Messe pour les Familles
au Sanctuaire Marial de Mont Sion Gikungu

 

Lectures :
Sir 35, 1612
Ps 40
Mc 10, 28-31


Bien chers Frères et Sœurs,

Monseigneur le Secrétaire du Conseil Pontifical Cor Unum, Monseigneur Giovanni Pietro Dal Toso, et moi-même éprouvons une grande joie à être parmi vous, ce soir, dans ce sanctuaire marial. Et je me réjouis de vous apporter toute l’affection et la bénédiction du Saint-Père, le Pape Benoît XVI. Ce soir il prie intensément avec nous, pour vous et pour toutes vos familles, sans oublier la Grande famille de la Nation Burundaise.

Nous avons raison de célébrer l’Eucharistie de ce soir pour les familles. Depuis plusieurs années, on observe, en effet, des attaques violentes contre la famille telle que voulue et instituée par Dieu, ainsi qu’une dégradation accélérée du respect dû à la vie humaine. En ce qui concerne le massacre quotidien de milliers d’enfants à naître, dans plusieurs pays, et même dans certains milieux chrétiens, la conscience morale s’est obscurcie au point que les vérités aussi élémentaires sur la grandeur, la dignité et le respect absolu que l’on doit à tout être humain, ne sont plus perçues par tous. Il appartient alors à l’Eglise catholique de porter témoignage, devant tous les hommes, de l’égale dignité de tous les êtres humains et du droit de tous à la vie. Le législateur qui légalise l’avortement ne peut, en aucune manière, ignorer, non seulement qu’il prive l’enfant de la protection de la loi, mais de plus, qu’il cautionne le meurtre ignoble d’un innocent. En proclamant haut et fort, aujourd’hui, que l’être humain le plus faible, c’est-à-dire l’enfant à naître, mérite d’être honoré au titre de son humanité, l’Eglise ne fait que répéter une vérité au nom de laquelle ont été contestés, combattus et condamnés l’esclavage, la domination d’un peuple par un autre et l’extermination nazie du peuple juif.
Après les attaques contre la vie, certaines idéologies et politiques occidentales combattent également, aujourd’hui, la famille et le mariage traditionnels entre un homme et une femme et promeuvent d’autres types de familles et de mariages au mépris des lois de la nature, des lois divines et des traditions morales les plus honorables et les plus respectées dans toutes les cultures du monde.

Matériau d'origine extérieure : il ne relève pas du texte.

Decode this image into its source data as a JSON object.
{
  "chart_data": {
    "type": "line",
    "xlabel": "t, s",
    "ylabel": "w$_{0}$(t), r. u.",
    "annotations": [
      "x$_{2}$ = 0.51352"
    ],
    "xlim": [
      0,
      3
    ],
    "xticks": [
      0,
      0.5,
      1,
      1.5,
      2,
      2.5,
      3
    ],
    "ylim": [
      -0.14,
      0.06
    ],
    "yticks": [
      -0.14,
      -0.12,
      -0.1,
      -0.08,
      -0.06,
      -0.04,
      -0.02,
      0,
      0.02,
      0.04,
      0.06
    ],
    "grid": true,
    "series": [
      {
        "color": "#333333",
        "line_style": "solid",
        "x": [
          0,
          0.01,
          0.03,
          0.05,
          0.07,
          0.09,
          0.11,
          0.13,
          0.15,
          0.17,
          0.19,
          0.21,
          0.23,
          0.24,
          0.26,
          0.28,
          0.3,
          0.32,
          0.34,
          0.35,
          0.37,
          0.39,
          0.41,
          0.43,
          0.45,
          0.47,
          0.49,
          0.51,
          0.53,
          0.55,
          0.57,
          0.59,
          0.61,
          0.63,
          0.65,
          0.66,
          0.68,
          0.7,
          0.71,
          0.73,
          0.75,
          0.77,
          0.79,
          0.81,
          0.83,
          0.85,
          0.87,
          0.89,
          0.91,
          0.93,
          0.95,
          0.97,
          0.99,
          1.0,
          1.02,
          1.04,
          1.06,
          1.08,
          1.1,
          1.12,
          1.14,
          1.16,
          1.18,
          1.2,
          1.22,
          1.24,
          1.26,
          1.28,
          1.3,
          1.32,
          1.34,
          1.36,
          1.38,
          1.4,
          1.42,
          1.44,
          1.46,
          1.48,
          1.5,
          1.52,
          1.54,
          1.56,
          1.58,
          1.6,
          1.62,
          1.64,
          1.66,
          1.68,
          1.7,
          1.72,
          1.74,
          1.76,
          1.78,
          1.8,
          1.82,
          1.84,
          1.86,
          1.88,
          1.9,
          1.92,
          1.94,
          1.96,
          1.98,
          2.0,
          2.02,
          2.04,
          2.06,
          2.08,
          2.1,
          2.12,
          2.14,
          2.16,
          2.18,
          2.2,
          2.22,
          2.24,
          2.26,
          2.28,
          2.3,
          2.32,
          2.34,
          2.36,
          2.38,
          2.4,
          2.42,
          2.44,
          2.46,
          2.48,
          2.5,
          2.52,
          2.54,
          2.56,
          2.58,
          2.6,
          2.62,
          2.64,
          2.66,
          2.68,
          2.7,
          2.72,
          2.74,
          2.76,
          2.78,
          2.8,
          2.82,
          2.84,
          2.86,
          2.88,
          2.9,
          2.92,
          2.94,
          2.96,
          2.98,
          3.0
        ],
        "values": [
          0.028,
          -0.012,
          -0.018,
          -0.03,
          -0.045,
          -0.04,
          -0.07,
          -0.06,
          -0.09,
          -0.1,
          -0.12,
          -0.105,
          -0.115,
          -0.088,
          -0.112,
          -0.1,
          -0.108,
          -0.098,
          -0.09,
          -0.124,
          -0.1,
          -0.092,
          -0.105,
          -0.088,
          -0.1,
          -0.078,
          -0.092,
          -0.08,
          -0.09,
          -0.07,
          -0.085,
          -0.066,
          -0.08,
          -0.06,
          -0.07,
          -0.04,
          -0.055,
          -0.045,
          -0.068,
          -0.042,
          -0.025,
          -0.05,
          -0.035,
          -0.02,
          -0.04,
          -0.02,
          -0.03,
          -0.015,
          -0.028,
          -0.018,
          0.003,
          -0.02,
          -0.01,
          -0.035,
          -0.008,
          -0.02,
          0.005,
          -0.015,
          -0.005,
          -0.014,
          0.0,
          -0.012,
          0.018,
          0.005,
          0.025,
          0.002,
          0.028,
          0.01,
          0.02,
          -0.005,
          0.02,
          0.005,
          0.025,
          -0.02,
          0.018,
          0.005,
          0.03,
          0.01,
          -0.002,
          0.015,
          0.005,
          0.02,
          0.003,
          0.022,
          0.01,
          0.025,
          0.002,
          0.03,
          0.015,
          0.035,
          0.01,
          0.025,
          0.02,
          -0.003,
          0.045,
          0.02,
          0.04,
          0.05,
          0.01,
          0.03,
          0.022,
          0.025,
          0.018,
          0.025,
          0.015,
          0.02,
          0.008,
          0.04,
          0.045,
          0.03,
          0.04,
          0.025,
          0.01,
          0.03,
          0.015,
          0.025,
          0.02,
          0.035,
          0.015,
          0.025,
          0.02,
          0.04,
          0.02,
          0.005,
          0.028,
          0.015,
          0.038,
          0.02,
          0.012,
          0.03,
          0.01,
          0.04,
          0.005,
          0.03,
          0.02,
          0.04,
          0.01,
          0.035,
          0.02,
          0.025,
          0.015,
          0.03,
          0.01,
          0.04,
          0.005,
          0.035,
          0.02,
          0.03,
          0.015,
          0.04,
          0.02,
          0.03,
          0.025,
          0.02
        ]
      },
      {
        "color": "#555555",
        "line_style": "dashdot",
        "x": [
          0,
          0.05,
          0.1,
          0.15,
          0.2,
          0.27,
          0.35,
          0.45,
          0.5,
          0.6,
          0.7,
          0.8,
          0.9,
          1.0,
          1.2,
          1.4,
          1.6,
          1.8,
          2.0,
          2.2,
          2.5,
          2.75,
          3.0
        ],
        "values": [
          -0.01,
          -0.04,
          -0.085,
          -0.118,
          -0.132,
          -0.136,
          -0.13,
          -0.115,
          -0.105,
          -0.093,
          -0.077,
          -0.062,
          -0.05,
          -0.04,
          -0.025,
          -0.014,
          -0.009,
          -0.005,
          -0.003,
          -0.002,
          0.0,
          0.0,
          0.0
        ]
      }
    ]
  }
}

La foi chrétienne et l’Eglise doivent proclamer « à temps et à contre-temps que l’Amour conjugal révèle sa vraie nature et sa vraie noblesse quand on le considère dans sa source suprême, Dieu, qui est Amour, « le Père de qui toute paternité tire son nom, au ciel et sur la terre ». Le mariage n’est pas l’effet du hasard ou un produit de l’évolution des forces naturelles inconscientes : c’est une sage institution du Créateur pour réaliser dans l’humanité son dessein d’Amour. Par le moyen de la donation personnelle réciproque, qui leur est propre et exclusive, les époux tendent à la communion de leurs êtres en vue d’un mutuel perfectionnement personnel pour collaborer avec Dieu à la génération et à l’éducation de nouvelles vies. »
L’amour conjugal est un amour fidèle et exclusif jusqu’à la mort. Ce n’est donc pas un simple transport  d’instinct et de sentiment, mais aussi et surtout un acte de la volonté libre, destiné à se maintenir et à grandir à travers les joies et les douleurs de la vie quotidienne, de sorte que les époux deviennent un seul cœur et une seule âme et atteignent ensemble « leur perfection humaine » (Paul VI,  Humanae Vitae ). Ceux qui promeuvent d’autres types de familles ou de mariages tellement différents de ceux composés d’un homme et d’une femme et qui donc sont radicalement en opposition à la loi divine, ceux qui banalisent les relations pré-conjugales ou favorisent l’homosexualité, blessent mortellement la famille et compromettent gravement la qualité du tissu social et l’avenir même de la société.
Il faut remercier et avoir beaucoup de vénération pour les Etats qui ont heureusement développé des programmes politiques dans lesquels la famille fait l’objet d’une attention prioritaire. Ces Etats ont pris des mesures favorables à la cellule familiale dans des domaines variés. De telles mesures font honneur à ces gouvernements, car elles permettent à la famille d’être ce qu’elle doit être, c’est-à-dire la première communauté sociale de base. La famille est le lieu où l’on s’aime et s’aimer c’est s’ouvrir à l’autre, c’est dépendre de l’autre pour être pleinement soi-même. Car l’homme se réalise davantage par des richesses venues de plus haut et non par ses seuls efforts. L’homme s’accomplit grâce aux dons qui lui viennent d’en-haut, de Dieu. La famille est le lieu où l’on apprend à être attentifs les uns aux autres et à se rendre service, où l’on se met en question, où l’on dialogue, délibère, projette, décide et exécute ensemble. C’est le lieu de la communion, du vivre ensemble dans la différence, l’estime et le respect mutuels. C’est le lieu où l’on accueille la vie à naître, la vie qui est promesse et joie. La famille, c’est aussi le lieu où l’on apprend le renoncement à soi-même. Elle nous éduque sur comment quitter ses biens, sa famille, ses perspectives humaines les meilleures, pour suivre Jésus qui nous conduit vers un amour, des possessions et un bonheur plus grand, comme nous l’indique l’évangile de ce jour (Mc 10, 28-31). La famille est vraiment une école d’amour et de don de soi.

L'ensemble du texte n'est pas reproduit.